Watch ReLIFE if you want adult regret processed through school-drama mechanics without isekai wish fulfillment or melodramatic excess. It scratches a similar itch to Welcome to the NHK in its concern for social failure and rehabilitation, but trades cynicism for a warmer, more observational tone; it also overlaps with Toradora!-style classroom friction, especially in how misunderstandings harden into emotional standoffs. The appeal is not that Arata is magically competent, but that his maturity often fails him in ordinary ways: tests, rules, fitness, and basic communication become pressure points.
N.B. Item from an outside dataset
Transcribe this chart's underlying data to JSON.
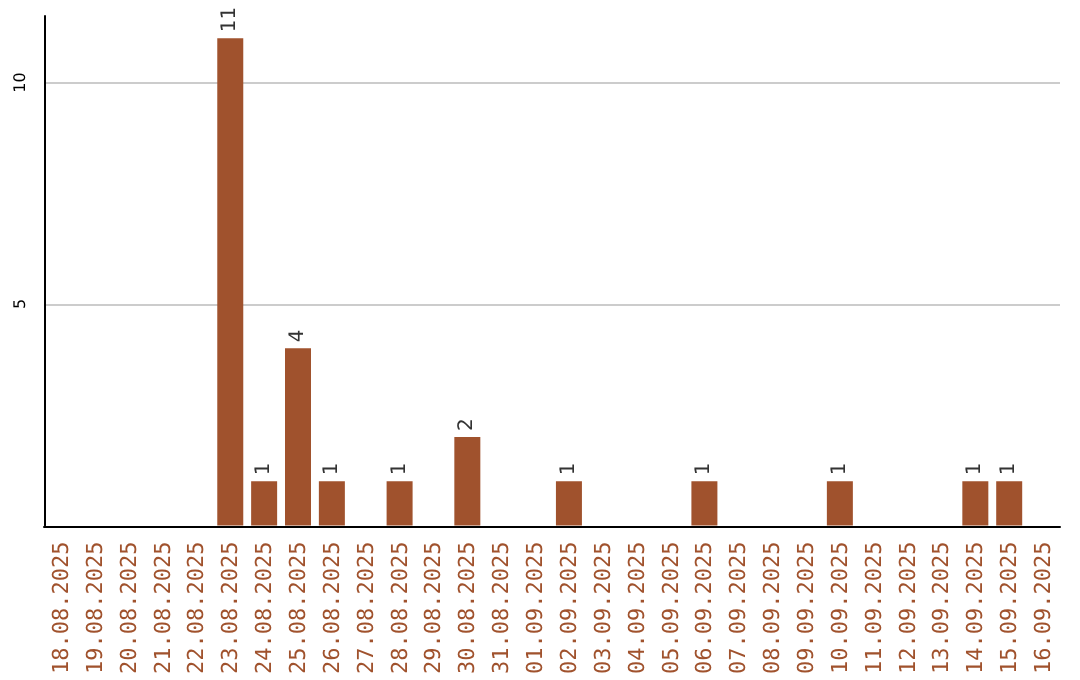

For viewers who like romance to grow out of behavior rather than grand confession scenes, the show’s careful attention to awkwardness, jealousy, and self-correction gives its 13-episode run unusual emotional density.

Key Characters

  • A
    Arata Kaizaki

    Arata stands out because his school-life comedy is filtered through the shame, caution, and workplace scars of a 27-year-old rather than the usual teenage insecurity.

  • R
    Ryou Yoake

    Ryou functions less like a standard mentor and more like a clinical observer, making ordinary classroom scenes feel quietly monitored and ethically uncomfortable.

  • C
    Chizuru Hishiro

    Chizuru is the show’s kuudere-adjacent emotional puzzle: a student with almost no communication skills who is actively trying, and often failing, to change.

  • R
    Rena

    Rena gives the series one of its sharpest social conflicts, with her tension against Chizuru turning school rivalry into a study of pride and insecurity.

What Makes It Stand Out

  • 1

    The strongest AniList tags are Rehabilitation at 97% and Age Regression at 93%, which accurately signal that the series is built around recovery and behavioral change more than a simple romance setup.

  • 2

    TMS Entertainment’s adaptation is not praised as a visual showcase; critics specifically call out limited visual design and animation, while noting that the character writing carries the show past those constraints.

  • 3

    The 13-episode structure gives ReLIFE a brisk TV-drama rhythm, with reviews noting that individual episodes often introduce meaningful developments even when the broader storytelling feels inconsistent.

  • 4

    The Rena-Chizuru conflict is singled out in available episode coverage as a major interpersonal flashpoint, and it is one of the clearest examples of the series using school drama to expose emotional immaturity.

  • 5

    The production leans on chibi and slapstick comedy enough for critics to identify it as a stylistic habit, making the humor more overtly cartoonish than the show’s heavier rehabilitation themes might suggest.

Fun Facts & Trivia

Fun fact 1
ReLIFE is based on the work of original creator Sou Yayoi, with Tomochi Kosaka directing the 2016 TV anime at TMS Entertainment.
Fun fact 2
Series composition was handled by two writers, Michiko Yokote and Kazuho Hyoudou, which helps explain the show’s mix of workplace-adjacent adult regret, school comedy, and romance-drama beats.
Fun fact 3
Junko Yamanaka handled character design, while Kentarou Akiyama served as art director and Tomoko Zama handled art design, separating character readability from the show’s restrained background presentation.
Fun fact 4
The anime aired from July 2, 2016 to September 24, 2016, finishing as a compact 13-episode seasonal run rather than a long-form school romance.
Fun fact 5
Its database footprint is unusually strong for a modestly produced character drama: MAL lists it at 7.96 from 637,135 votes with a #151 popularity rank, while AniList records a 78/100 score and 6,955 favourites.